Tuesday, July 19, 2005

SCotUS: Definitely NOT Edith Clement

MSNBC, just announced that they confirmed that Edith Clement is NOT Bush's nominee to the Supremes. Aside from pissing off the wing-nuts, a Clement nomination would make her a consensus candidate that would probably sail through the confirmation process. What BushCo wants and needs is a diversion to distract from the 3 ring circus of the leaky triad of Cheney-Libby-Rove.

UPDATE 8:00 PM: It's not the other Edith or Prissy as I expected. It's 50 year old John Roberts who's on the DC circuit court of appeals, confirmed by the Senate for that position less than 2 years ago where he appears very conservative but not necessarily as predictable as liberals think he is and conservatives want him to be. [emphasis added]
By contrast, Roberts, with 20 months on the D.C. Circuit, has few opinions or other writings that have attracted enemies. As a result, some conservatives have made unflattering comparisons between Roberts and Supreme Court Justice David Souter, whose short stint on the 1st Circuit before being appointed in 1990 by President George H.W. Bush failed to reveal Souter's moderate-to-liberal leanings on some issues.
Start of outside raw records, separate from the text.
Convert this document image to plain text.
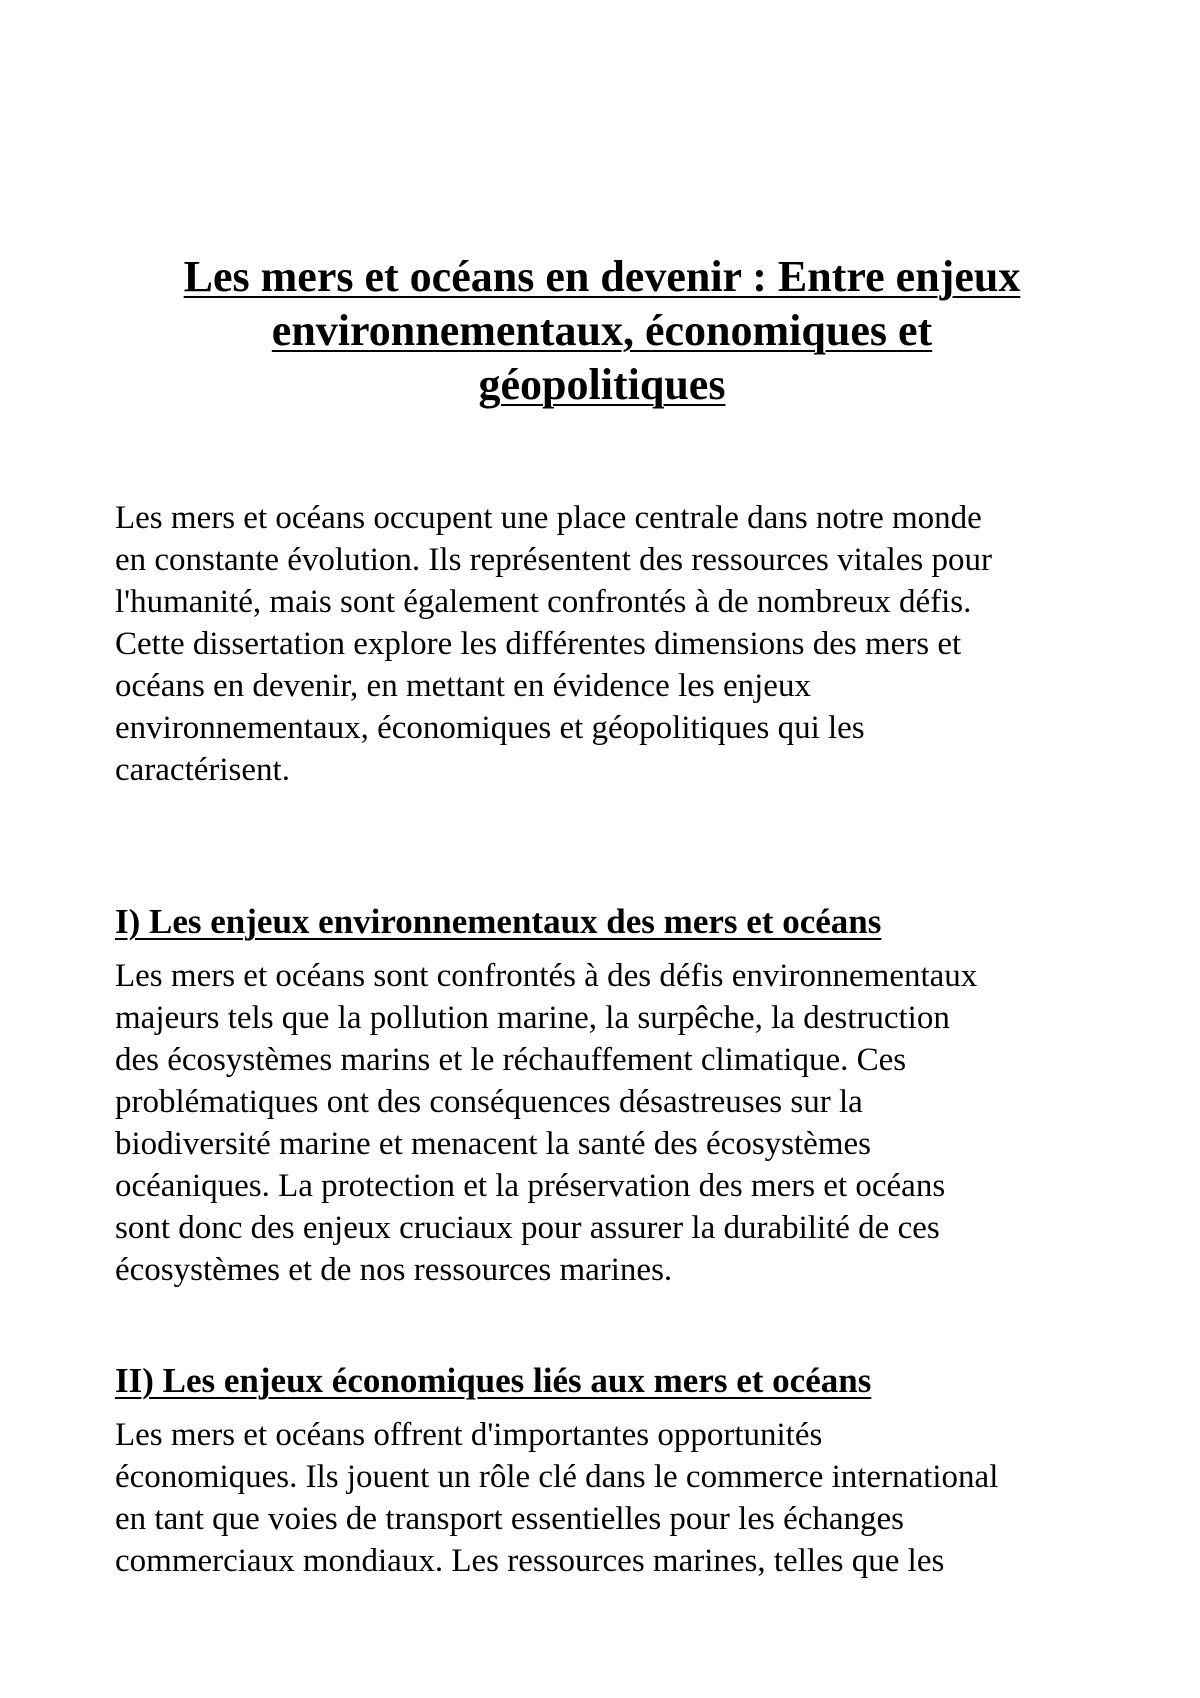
Les mers et océans en devenir : Entre enjeux
environnementaux, économiques et
géopolitiques

Les mers et océans occupent une place centrale dans notre monde
en constante évolution. Ils représentent des ressources vitales pour
l'humanité, mais sont également confrontés à de nombreux défis.
Cette dissertation explore les différentes dimensions des mers et
océans en devenir, en mettant en évidence les enjeux
environnementaux, économiques et géopolitiques qui les
caractérisent.

I) Les enjeux environnementaux des mers et océans

Les mers et océans sont confrontés à des défis environnementaux
majeurs tels que la pollution marine, la surpêche, la destruction
des écosystèmes marins et le réchauffement climatique. Ces
problématiques ont des conséquences désastreuses sur la
biodiversité marine et menacent la santé des écosystèmes
océaniques. La protection et la préservation des mers et océans
sont donc des enjeux cruciaux pour assurer la durabilité de ces
écosystèmes et de nos ressources marines.

II) Les enjeux économiques liés aux mers et océans

Les mers et océans offrent d'importantes opportunités
économiques. Ils jouent un rôle clé dans le commerce international
en tant que voies de transport essentielles pour les échanges
commerciaux mondiaux. Les ressources marines, telles que les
Yet those who know Roberts say he, unlike Souter, is a reliable conservative who can be counted on to undermine if not immediately overturn liberal landmarks like abortion rights and affirmative action. Indicators of his true stripes cited by friends include: clerking for Rehnquist, membership in the Federalist Society, laboring in the Ronald Reagan White House counsel's office and at the Justice Department into the Bush years, working with Kenneth Starr among others, and even his lunchtime conversations at Hogan & Hartson. "He is as conservative as you can get," one friend puts it. In short, Roberts may combine the stealth appeal of Souter with the unwavering ideology of Scalia and Thomas.
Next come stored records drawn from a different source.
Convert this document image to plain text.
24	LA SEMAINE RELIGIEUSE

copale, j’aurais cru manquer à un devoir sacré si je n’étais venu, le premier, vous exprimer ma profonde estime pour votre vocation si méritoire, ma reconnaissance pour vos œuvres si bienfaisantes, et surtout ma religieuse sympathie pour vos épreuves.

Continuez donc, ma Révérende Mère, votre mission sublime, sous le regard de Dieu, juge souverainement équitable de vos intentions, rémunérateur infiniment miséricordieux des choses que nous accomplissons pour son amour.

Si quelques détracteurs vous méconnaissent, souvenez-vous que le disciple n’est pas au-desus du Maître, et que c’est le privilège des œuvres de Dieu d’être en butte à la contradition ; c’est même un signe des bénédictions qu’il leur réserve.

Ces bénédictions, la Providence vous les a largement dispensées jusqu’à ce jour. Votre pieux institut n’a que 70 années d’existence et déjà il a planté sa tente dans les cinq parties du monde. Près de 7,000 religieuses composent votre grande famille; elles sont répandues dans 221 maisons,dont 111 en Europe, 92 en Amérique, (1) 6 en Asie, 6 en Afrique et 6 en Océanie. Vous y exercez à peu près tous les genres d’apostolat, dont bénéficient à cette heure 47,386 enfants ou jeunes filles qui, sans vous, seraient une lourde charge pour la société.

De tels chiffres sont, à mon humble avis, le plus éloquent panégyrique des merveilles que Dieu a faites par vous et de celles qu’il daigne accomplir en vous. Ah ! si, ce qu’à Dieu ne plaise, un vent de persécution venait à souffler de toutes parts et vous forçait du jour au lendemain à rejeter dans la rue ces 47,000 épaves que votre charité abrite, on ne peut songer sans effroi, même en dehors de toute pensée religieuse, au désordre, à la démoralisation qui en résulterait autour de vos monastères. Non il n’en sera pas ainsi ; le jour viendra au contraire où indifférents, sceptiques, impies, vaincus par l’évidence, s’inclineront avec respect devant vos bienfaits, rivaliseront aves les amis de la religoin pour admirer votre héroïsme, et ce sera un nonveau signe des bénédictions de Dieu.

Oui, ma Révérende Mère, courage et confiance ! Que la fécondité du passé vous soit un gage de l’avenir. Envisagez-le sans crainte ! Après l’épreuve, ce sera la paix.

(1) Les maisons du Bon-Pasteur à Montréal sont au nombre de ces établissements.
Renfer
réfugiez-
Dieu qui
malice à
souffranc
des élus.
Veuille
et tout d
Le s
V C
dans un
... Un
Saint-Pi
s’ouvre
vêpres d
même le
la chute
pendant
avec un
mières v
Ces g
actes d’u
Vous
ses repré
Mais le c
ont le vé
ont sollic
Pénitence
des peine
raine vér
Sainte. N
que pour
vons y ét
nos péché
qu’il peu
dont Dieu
But this take on Roberts puts some of his biggest boosters in a quandary. They praise Roberts as a brilliant, fair-minded lawyer with a perfect judicial temperament. But can that image as an open-minded jurist co-exist with also being viewed as a predictable conservative?

[snip]

E. Barrett Prettyman Jr., a longtime Roberts fan and lifelong Democrat who worked with him for years at Hogan, says that if anyone can be both judicious and predictable, Roberts can.

"He respects the Court greatly, and would not ignore precedent," says Prettyman. "But if there's a loophole or a distinguishing factor, he'd find it."

Roberts himself declined to comment for this story, but during his January 2003 Senate confirmation hearing, he made it clear that he prefers impartiality over predictability. For example, he criticized the press for identifying judges according to whether they were appointed by Democratic or Republican presidents.

"That gives so little credit to the work that they put into the case," he said. "They work very hard, and all of a sudden the report is, well, they just decided that way because of politics. That is a disservice to them."
This is not going to be bad enough to divert attention from the BushCo Leaky Trilogy of Terror Treason (especially if increased focus on DSM manages to generate some articles of impeachment and Dems can pick up some seats in the mid-term elections).